The Collaborative Group for Health Equity in Latin America (CHELA) of Tulane University in partnership with Every Woman Every Child and the recently established Public Health Center Program of the University of Santiago de Chile is launching the ISLAC Project, a Latin American and Caribbean-wide study to gather information on the impact of the COVID-19 pandemic on health services for women, children, and adolescents across the region.
Brazil reported the first imported case in Latin America and the Caribbean (LAC) on 26 February 2020. Since then, the virus has spread to 54 countries and territories in the hemisphere, with factors such as urban poverty and deep-rooted inequities driving the transmission.
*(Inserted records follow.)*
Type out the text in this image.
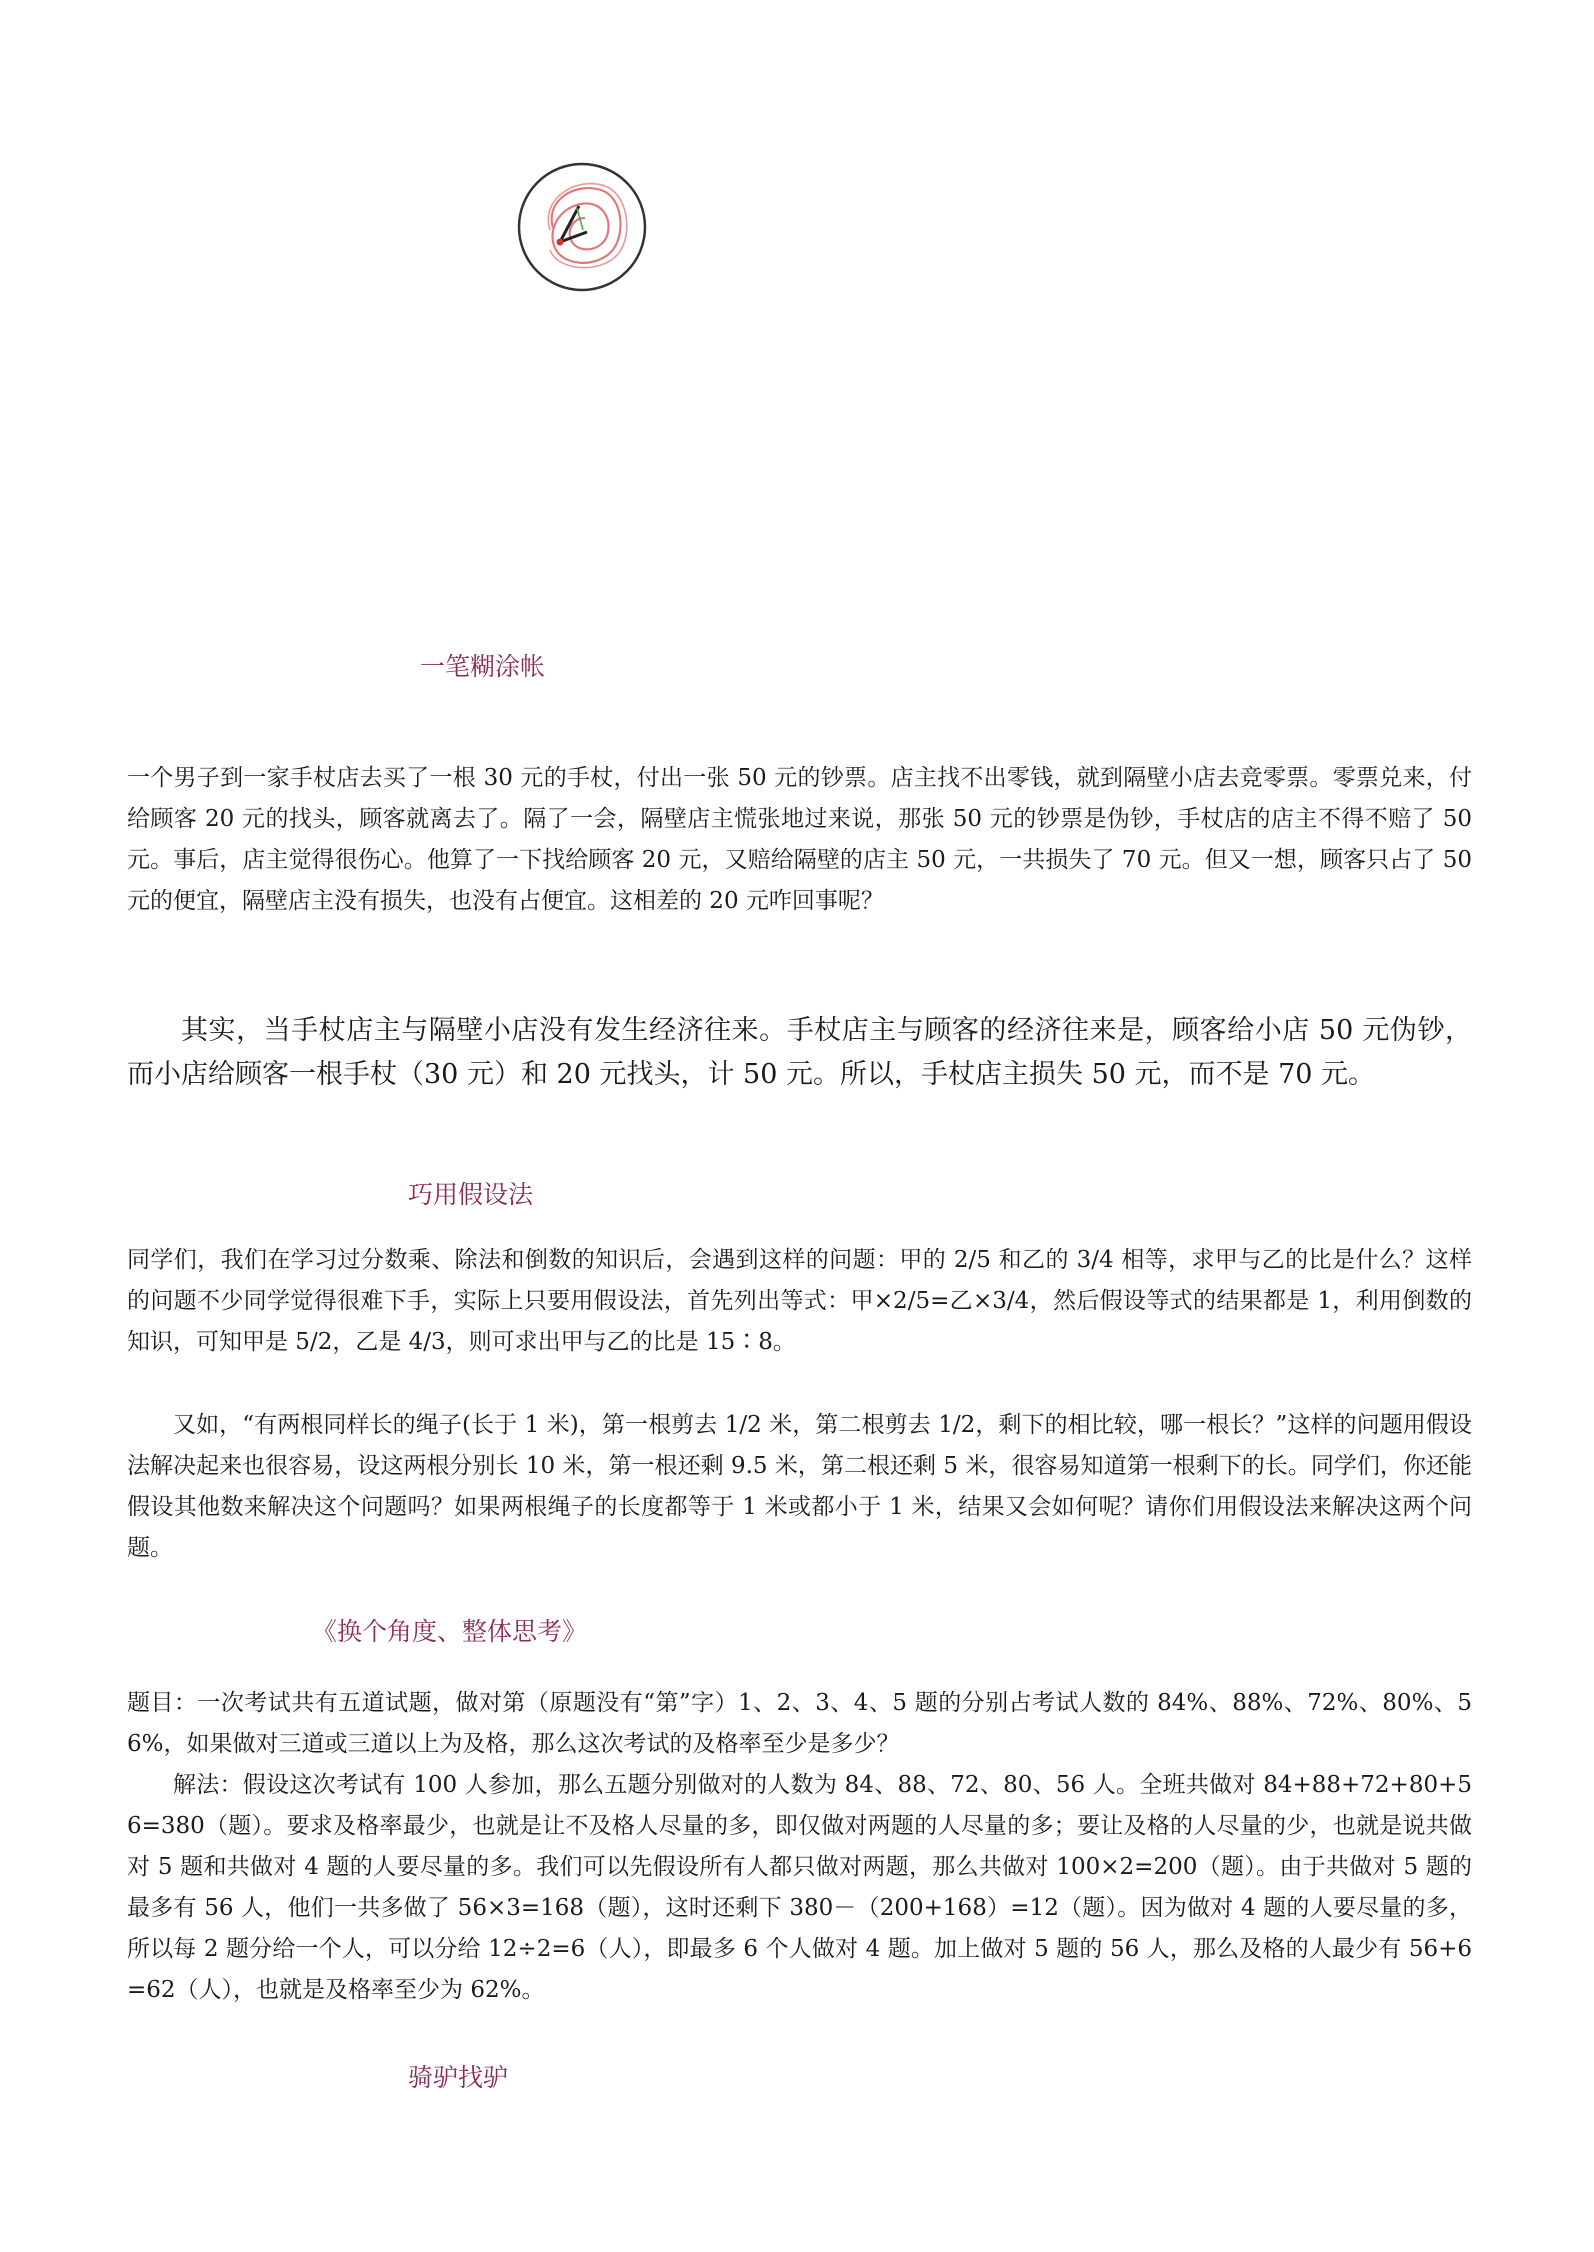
一笔糊涂帐

一个男子到一家手杖店去买了一根 30 元的手杖，付出一张 50 元的钞票。店主找不出零钱，就到隔壁小店去竞零票。零票兑来，付给顾客 20 元的找头，顾客就离去了。隔了一会，隔壁店主慌张地过来说，那张 50 元的钞票是伪钞，手杖店的店主不得不赔了 50 元。事后，店主觉得很伤心。他算了一下找给顾客 20 元，又赔给隔壁的店主 50 元，一共损失了 70 元。但又一想，顾客只占了 50 元的便宜，隔壁店主没有损失，也没有占便宜。这相差的 20 元咋回事呢？

其实，当手杖店主与隔壁小店没有发生经济往来。手杖店主与顾客的经济往来是，顾客给小店 50 元伪钞，而小店给顾客一根手杖（30 元）和 20 元找头，计 50 元。所以，手杖店主损失 50 元，而不是 70 元。

巧用假设法

同学们，我们在学习过分数乘、除法和倒数的知识后，会遇到这样的问题：甲的 2/5 和乙的 3/4 相等，求甲与乙的比是什么？这样的问题不少同学觉得很难下手，实际上只要用假设法，首先列出等式：甲×2/5=乙×3/4，然后假设等式的结果都是 1，利用倒数的知识，可知甲是 5/2，乙是 4/3，则可求出甲与乙的比是 15∶8。

又如，“有两根同样长的绳子(长于 1 米)，第一根剪去 1/2 米，第二根剪去 1/2，剩下的相比较，哪一根长？”这样的问题用假设法解决起来也很容易，设这两根分别长 10 米，第一根还剩 9.5 米，第二根还剩 5 米，很容易知道第一根剩下的长。同学们，你还能假设其他数来解决这个问题吗？如果两根绳子的长度都等于 1 米或都小于 1 米，结果又会如何呢？请你们用假设法来解决这两个问题。

《换个角度、整体思考》

题目：一次考试共有五道试题，做对第（原题没有“第”字）1、2、3、4、5 题的分别占考试人数的 84%、88%、72%、80%、56%，如果做对三道或三道以上为及格，那么这次考试的及格率至少是多少？

解法：假设这次考试有 100 人参加，那么五题分别做对的人数为 84、88、72、80、56 人。全班共做对 84+88+72+80+56=380（题）。要求及格率最少，也就是让不及格人尽量的多，即仅做对两题的人尽量的多；要让及格的人尽量的少，也就是说共做对 5 题和共做对 4 题的人要尽量的多。我们可以先假设所有人都只做对两题，那么共做对 100×2=200（题）。由于共做对 5 题的最多有 56 人，他们一共多做了 56×3=168（题），这时还剩下 380－（200+168）=12（题）。因为做对 4 题的人要尽量的多，所以每 2 题分给一个人，可以分给 12÷2=6（人），即最多 6 个人做对 4 题。加上做对 5 题的 56 人，那么及格的人最少有 56+6=62（人），也就是及格率至少为 62%。

骑驴找驴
The pandemic is wreaking havoc across LAC, with Central and South America now considered ‘the intense zones’ for COVID-19 transmission, according to top World Health Organization officials. Moreover, the Americas offer a mixed picture of COVID-19 responses on a national level, with many struggling to control its spread.
The ISLAC project will consist of real-time operational quantitative and qualitative research on the COVID-19 pandemic in 25 Latin American and the Caribbean countries (Argentina, Belize, Brazil, Bolivia, Chile, Colombia, Costa Rica, Cuba, Dominican Republic, Ecuador, El Salvador, Guatemala, Guyana, Haiti, Honduras, Jamaica, Mexico, Nicaragua, Panama, Paraguay, Peru, Suriname, Trinidad and Tobago, Uruguay, and Venezuela). It will focus specifically on issues of maternal, childhood, and adolescent health to inform public policies and the allocation of resources.
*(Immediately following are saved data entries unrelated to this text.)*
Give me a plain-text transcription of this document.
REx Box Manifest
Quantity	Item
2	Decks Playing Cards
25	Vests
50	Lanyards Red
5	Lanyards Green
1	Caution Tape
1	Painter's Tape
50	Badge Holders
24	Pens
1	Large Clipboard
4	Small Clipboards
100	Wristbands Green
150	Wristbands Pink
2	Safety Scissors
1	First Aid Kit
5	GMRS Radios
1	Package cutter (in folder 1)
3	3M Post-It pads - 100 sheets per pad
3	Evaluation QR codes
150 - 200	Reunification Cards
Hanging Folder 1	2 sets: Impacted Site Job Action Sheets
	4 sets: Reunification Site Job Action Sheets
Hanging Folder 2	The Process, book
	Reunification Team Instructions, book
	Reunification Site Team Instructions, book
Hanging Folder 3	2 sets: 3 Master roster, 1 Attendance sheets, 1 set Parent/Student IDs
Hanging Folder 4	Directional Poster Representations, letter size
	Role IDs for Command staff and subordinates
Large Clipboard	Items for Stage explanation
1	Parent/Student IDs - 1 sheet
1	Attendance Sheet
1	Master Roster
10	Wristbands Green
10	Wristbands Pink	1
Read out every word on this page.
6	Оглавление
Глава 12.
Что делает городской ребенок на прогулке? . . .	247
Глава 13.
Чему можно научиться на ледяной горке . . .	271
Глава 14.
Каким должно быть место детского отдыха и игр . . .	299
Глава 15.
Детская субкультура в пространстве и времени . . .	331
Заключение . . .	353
Vivian Lopez, Executive Coordinator of Every Woman Every Child said, “The study aims to assess how the pandemic has affected health services that are essential to the reduction of under 5 morbidity and mortality. The social measures the pandemic has required – isolation, quarantine, social distancing – have already had an enormous impact on the provision of health services including antenatal care, access to nutritional supplements, and vaccinations, among others.”
The timeliness of this work and speed with which it aims to be conducted is critical as noted by Claudio Castillo, professor at the University of Santiago, Chile, who shared her concerns, “In the context of this pandemic, the decisions taken by governments have short, medium and long-term effects on pregnant women, children, adolescents and women on reproductive age; hence the need to have better information to highlight the need for considering these groups and their needs in the policy responses to COVID-19.”
Dr. Arachu Castro, professor at Tulane University, echoed his sentiments, “The disruption caused by the pandemic has a more significant impact on the populations that were already underserved by public health services. We need to quickly understand the situation on the ground to strengthen the public responses to the crisis and redress any potential effect on widening health inequities.”